In 1949, when George Orwell wrote Nineteen Eighty Four I doubt he imagined that not only would we accept constant location and camera surveillance, but that we would gleefully buy the machines ourselves from our own money.

In 1988 the introduction of Photoshop finally ended the myth of truth in a photograph.  With Photoshop’s editing facilities, falsification of images became normal and since the introduction of AI* this ability to falsify or assemble fake images has expanded by many orders of magnitude; to the point where deep fake videos are possible with a home laptop.

  • Artificial Imagery, I refuse to call it intelligence.

 

3:FUTURE USE

Despite capitalist annexation, it remains the duty of writers, photographers and other recorders to document and show current environmental and social events for both immediate and archival uses*  Photography should point, should question and should violate the veils of secrecy shrouding International Capitalism and make us question, debate and reject what is happening around us.  International Capitalism tries to prevent observation and questioning and watches our social media closely.  It is also why so many journalists are being intentionally targeted by snipers in occupied Palestine and by governments around the world.
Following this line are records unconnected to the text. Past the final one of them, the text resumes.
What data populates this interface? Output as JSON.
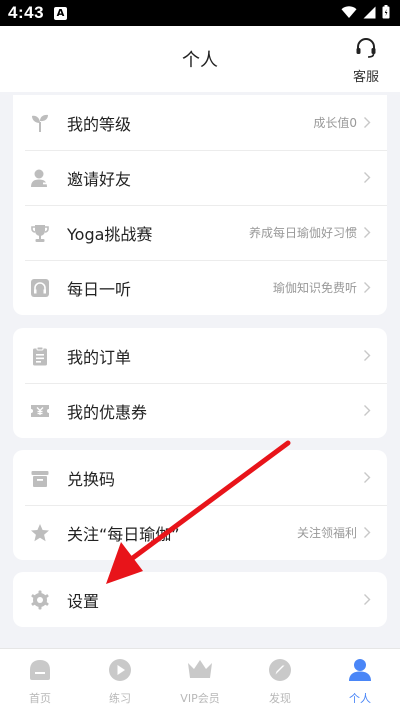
{
  "status_bar": {
    "time": "4:43",
    "badge": "A"
  },
  "header": {
    "title": "个人",
    "service_label": "客服"
  },
  "groups": [
    {
      "items": [
        {
          "icon": "sprout-icon",
          "label": "我的等级",
          "hint": "成长值0"
        },
        {
          "icon": "user-plus-icon",
          "label": "邀请好友",
          "hint": ""
        },
        {
          "icon": "trophy-icon",
          "label": "Yoga挑战赛",
          "hint": "养成每日瑜伽好习惯"
        },
        {
          "icon": "headphones-icon",
          "label": "每日一听",
          "hint": "瑜伽知识免费听"
        }
      ]
    },
    {
      "items": [
        {
          "icon": "clipboard-icon",
          "label": "我的订单",
          "hint": ""
        },
        {
          "icon": "coupon-icon",
          "label": "我的优惠券",
          "hint": ""
        }
      ]
    },
    {
      "items": [
        {
          "icon": "gift-box-icon",
          "label": "兑换码",
          "hint": ""
        },
        {
          "icon": "star-icon",
          "label": "关注“每日瑜伽”",
          "hint": "关注领福利"
        }
      ]
    },
    {
      "items": [
        {
          "icon": "gear-icon",
          "label": "设置",
          "hint": ""
        }
      ]
    }
  ],
  "tabs": [
    {
      "icon": "home-icon",
      "label": "首页",
      "active": false
    },
    {
      "icon": "play-icon",
      "label": "练习",
      "active": false
    },
    {
      "icon": "crown-icon",
      "label": "VIP会员",
      "active": false
    },
    {
      "icon": "compass-icon",
      "label": "发现",
      "active": false
    },
    {
      "icon": "person-icon",
      "label": "个人",
      "active": true
    }
  ],
  "colors": {
    "accent": "#4a86f7",
    "annotation_arrow": "#e8141a",
    "icon_gray": "#b5b5b5"
  }
}
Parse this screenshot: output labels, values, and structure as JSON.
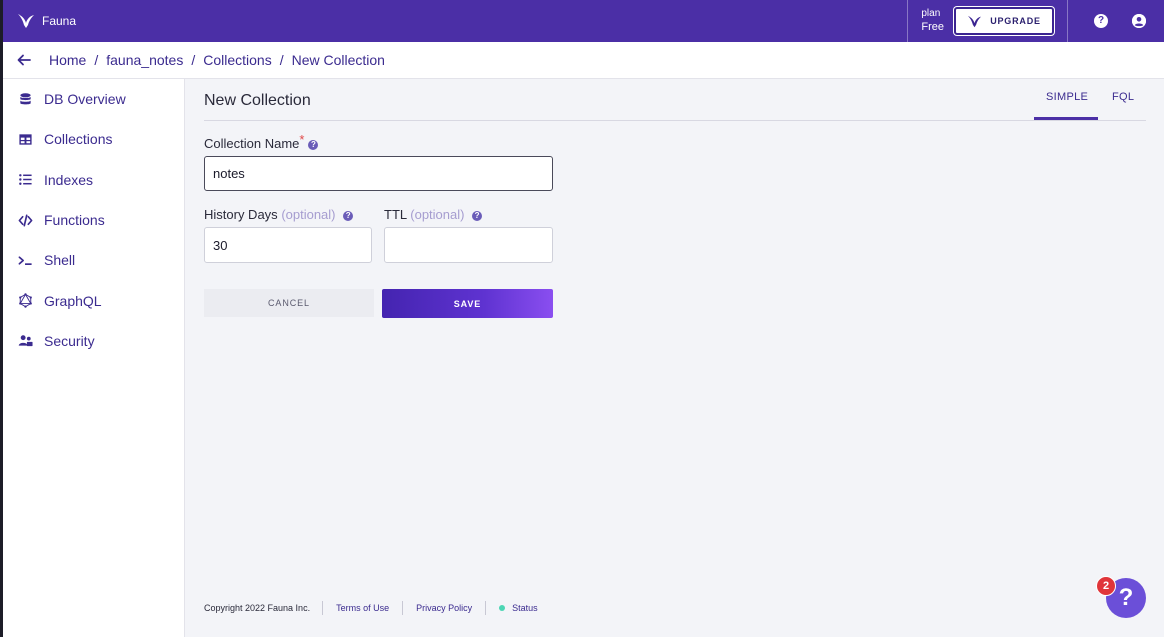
{
  "app": {
    "name": "Fauna"
  },
  "header": {
    "plan_label": "plan",
    "plan_value": "Free",
    "upgrade_label": "UPGRADE",
    "help_icon": "question-circle-icon",
    "account_icon": "user-circle-icon"
  },
  "breadcrumb": {
    "items": [
      "Home",
      "fauna_notes",
      "Collections",
      "New Collection"
    ],
    "separator": "/"
  },
  "sidebar": {
    "items": [
      {
        "label": "DB Overview",
        "icon": "database-icon"
      },
      {
        "label": "Collections",
        "icon": "table-icon"
      },
      {
        "label": "Indexes",
        "icon": "list-icon"
      },
      {
        "label": "Functions",
        "icon": "code-icon"
      },
      {
        "label": "Shell",
        "icon": "terminal-icon"
      },
      {
        "label": "GraphQL",
        "icon": "graphql-icon"
      },
      {
        "label": "Security",
        "icon": "users-icon"
      }
    ]
  },
  "main": {
    "title": "New Collection",
    "tabs": [
      {
        "label": "SIMPLE",
        "active": true
      },
      {
        "label": "FQL",
        "active": false
      }
    ],
    "form": {
      "collection_name_label": "Collection Name",
      "required_mark": "*",
      "collection_name_value": "notes",
      "history_days_label": "History Days",
      "ttl_label": "TTL",
      "optional_text": "(optional)",
      "history_days_value": "30",
      "ttl_value": "",
      "cancel_label": "CANCEL",
      "save_label": "SAVE"
    }
  },
  "footer": {
    "copyright": "Copyright 2022 Fauna Inc.",
    "terms": "Terms of Use",
    "privacy": "Privacy Policy",
    "status": "Status"
  },
  "help_widget": {
    "badge_count": "2",
    "symbol": "?"
  },
  "colors": {
    "brand": "#4b2fa6",
    "link": "#3b2b8f",
    "status_ok": "#4cd6b4",
    "badge": "#e0353a"
  }
}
This section might read as though I am against digital photography.  I am not, I use digital media extensively, along with traditional silver gelatine photography, but I use them as appropriate, based on the intended use of the images.
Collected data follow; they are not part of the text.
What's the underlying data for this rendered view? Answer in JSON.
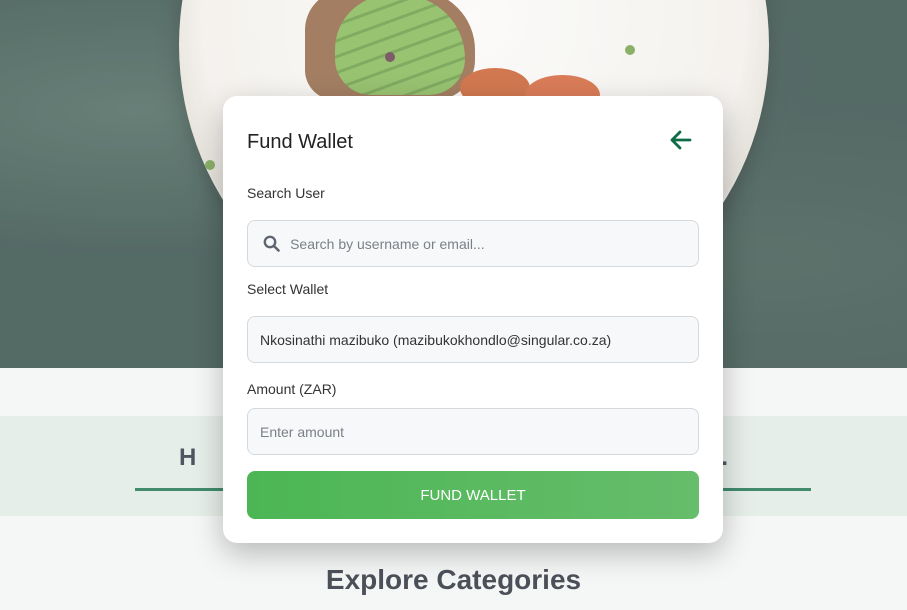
{
  "background": {
    "band_title": "H                                                                             y.",
    "explore_title": "Explore Categories"
  },
  "modal": {
    "title": "Fund Wallet",
    "back_icon": "arrow-left-icon",
    "search_user": {
      "label": "Search User",
      "placeholder": "Search by username or email...",
      "icon": "search-icon"
    },
    "select_wallet": {
      "label": "Select Wallet",
      "selected": "Nkosinathi mazibuko (mazibukokhondlo@singular.co.za)"
    },
    "amount": {
      "label": "Amount (ZAR)",
      "placeholder": "Enter amount"
    },
    "submit_label": "FUND WALLET"
  },
  "colors": {
    "accent": "#0d6b45",
    "button": "#55b85b"
  }
}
However, I do feel it is necessary to be aware of digital’s shortfalls and dangers, mainly when an image is made public on a social media platform.  The fault is not with digital cameras, but the thoughtless or intentional misuse of images.
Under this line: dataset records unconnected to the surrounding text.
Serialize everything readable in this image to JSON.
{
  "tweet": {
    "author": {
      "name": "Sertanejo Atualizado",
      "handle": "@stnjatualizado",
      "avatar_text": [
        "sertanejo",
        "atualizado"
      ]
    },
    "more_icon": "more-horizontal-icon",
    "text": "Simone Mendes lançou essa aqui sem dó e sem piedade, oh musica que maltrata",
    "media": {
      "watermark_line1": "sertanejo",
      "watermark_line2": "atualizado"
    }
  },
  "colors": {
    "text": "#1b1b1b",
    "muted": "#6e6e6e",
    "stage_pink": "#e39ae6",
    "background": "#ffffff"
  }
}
An aspect of digital photography I will criticise is the ill mannered habit to suddenly turn from the subject to look at the play-back function on a camera.  This shows a lack of confidence, and when working with people it rudely breaks the subject-photographer engagement.  Learn to know what you are doing and trust your technique and equipment so that this crucial engagement is maintained.

With film there was no way to check an image ‘till the film was processed.  Traditional silver based photography still has validity in areas where its use is worth the extra skill, time and effort needed.  And a darkroom is a very peaceful place to work compared to the demented battleground of a computer screen

  • Archival value, with human global civilisation possibly ceasing by 2050 any archival value is dubious.